WASHINGTON — Two-thirds of Americans want the United States to end the Iran war quickly even if that means falling short of the administration’s goals, according to a new Reuters/Ipsos poll, while U.S. average gasoline prices rose above $4 a gallon for the first time in more than three years, April 1, 2026. The backlash is being driven less by battlefield rhetoric than by what the conflict is doing to household budgets, as voters weigh fuel costs, inflation pressure and the risk of a longer war.
In the survey, conducted Friday through Sunday among 1,021 adults, 66% said Washington should work to end U.S. involvement quickly. Another 27% said the United States should stay in the fight until all of its objectives are met. The same poll found 60% disapproved of U.S. military strikes on Iran, and even among Republicans there were visible divisions: 57% backed a longer campaign, but 40% favored a quicker exit.
Iran war poll shows pocketbook pain is overtaking the war message
That picture aligns with a separate AP-NORC survey that found 59% of Americans believe recent U.S. military action against Iran has gone too far, while 45% said they were extremely or very worried about being able to afford gasoline in the next few months. For the White House, that creates a clear political problem. Support for preventing Iran from obtaining a nuclear weapon remains relatively broad, but tolerance for the conflict weakens when voters tie it directly to fuel and household costs.
There is also little sign the price shock will fade quickly. A Reuters survey of oil analysts found the 2026 Brent forecast had jumped nearly 30% from February to $82.85 a barrel after the war disrupted flows through the Strait of Hormuz, which carries roughly one-fifth of global oil and liquefied natural gas shipments. Analysts said inventories are likely to remain tight even if shipping gradually normalizes, a warning that helps explain why many voters appear more open to a quick end than to a longer campaign with uncertain economic fallout.
The $4 gasoline threshold matters because voters often treat it as both an economic and psychological line. Once prices move above it, the war can stop feeling distant. Commuters, delivery businesses and lower-income households see the conflict in weekly budgets, and the administration loses room to argue that the burden is mostly overseas. In a midterm year, price shocks also tend to break through more quickly than foreign-policy arguments.
Backlash has been building for weeks
The current mood did not emerge in a single news cycle. In the first weekend of the campaign, a Reuters/Ipsos survey from March 2 found only 27% of Americans backed the strikes, and 45% said higher gas or oil prices would make them less likely to support the operation. That early finding now looks significant in hindsight: the public was signaling from the start that battlefield arguments would be filtered through fuel prices and the prospect of U.S. casualties.
By late March, the pressure had already spread beyond foreign policy. Another Reuters/Ipsos poll from March 24 showed President Donald Trump’s approval at 36% as gas prices surged and disapproval of the strikes climbed to 61%. The numbers pointed to damage not just from anti-war sentiment, but from broader doubts about the administration’s handling of the economy and the cost of living.

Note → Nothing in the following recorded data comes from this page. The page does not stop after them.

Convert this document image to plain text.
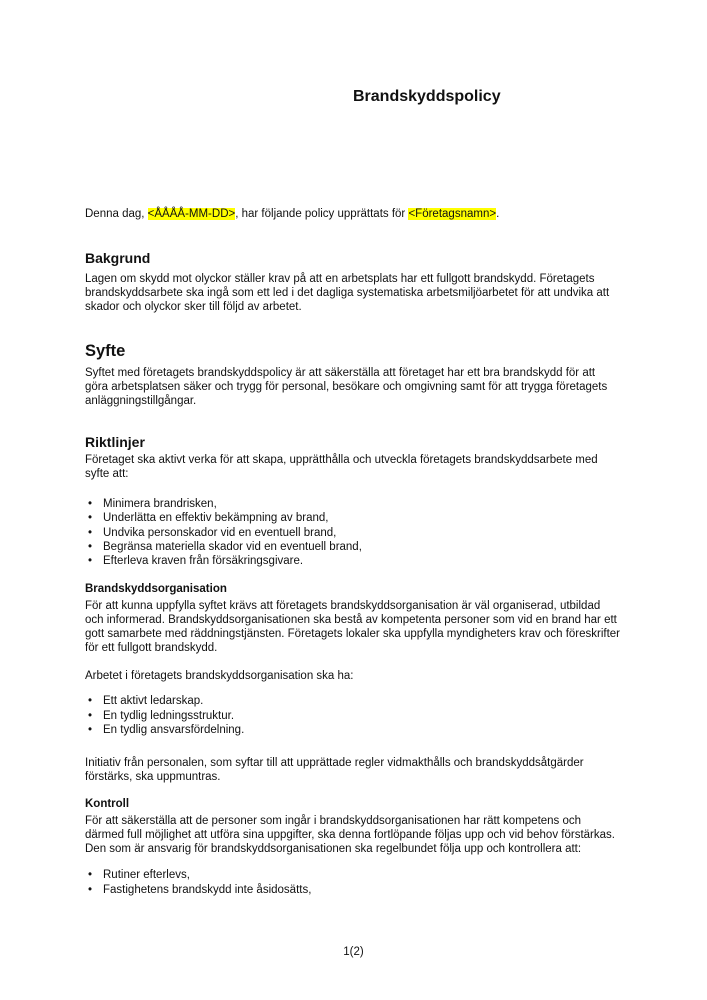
Brandskyddspolicy

Denna dag, <ÅÅÅÅ-MM-DD>, har följande policy upprättats för <Företagsnamn>.

Bakgrund

Lagen om skydd mot olyckor ställer krav på att en arbetsplats har ett fullgott brandskydd. Företagets brandskyddsarbete ska ingå som ett led i det dagliga systematiska arbetsmiljöarbetet för att undvika att skador och olyckor sker till följd av arbetet.

Syfte

Syftet med företagets brandskyddspolicy är att säkerställa att företaget har ett bra brandskydd för att göra arbetsplatsen säker och trygg för personal, besökare och omgivning samt för att trygga företagets anläggningstillgångar.

Riktlinjer

Företaget ska aktivt verka för att skapa, upprätthålla och utveckla företagets brandskyddsarbete med syfte att:

• Minimera brandrisken,
• Underlätta en effektiv bekämpning av brand,
• Undvika personskador vid en eventuell brand,
• Begränsa materiella skador vid en eventuell brand,
• Efterleva kraven från försäkringsgivare.
Brandskyddsorganisation

För att kunna uppfylla syftet krävs att företagets brandskyddsorganisation är väl organiserad, utbildad och informerad. Brandskyddsorganisationen ska bestå av kompetenta personer som vid en brand har ett gott samarbete med räddningstjänsten. Företagets lokaler ska uppfylla myndigheters krav och föreskrifter för ett fullgott brandskydd.

Arbetet i företagets brandskyddsorganisation ska ha:

• Ett aktivt ledarskap.
• En tydlig ledningsstruktur.
• En tydlig ansvarsfördelning.

Initiativ från personalen, som syftar till att upprättade regler vidmakthålls och brandskyddsåtgärder förstärks, ska uppmuntras.

Kontroll

För att säkerställa att de personer som ingår i brandskyddsorganisationen har rätt kompetens och därmed full möjlighet att utföra sina uppgifter, ska denna fortlöpande följas upp och vid behov förstärkas. Den som är ansvarig för brandskyddsorganisationen ska regelbundet följa upp och kontrollera att:

• Rutiner efterlevs,
• Fastighetens brandskydd inte åsidosätts,
1(2)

The pattern also echoes an earlier rupture in U.S.-Iran tensions. After the January 2020 killing of Iranian Gen. Qassem Soleimani, Reuters/Ipsos found that 71% of Americans believed the United States and Iran would be at war within the next few years. The difference now is that escalation is no longer hypothetical. Voters are reacting not only to the danger of a wider war, but also to the visible cost of one that is already underway.
The latest survey suggests Americans may still accept tough rhetoric toward Iran, but they are far less willing to absorb an open-ended conflict that feeds into grocery bills, freight costs and the drive to work. If fuel remains above $4 and oil stays elevated, the political debate is likely to turn even more heavily on affordability, duration and whether Washington can show the public a credible exit.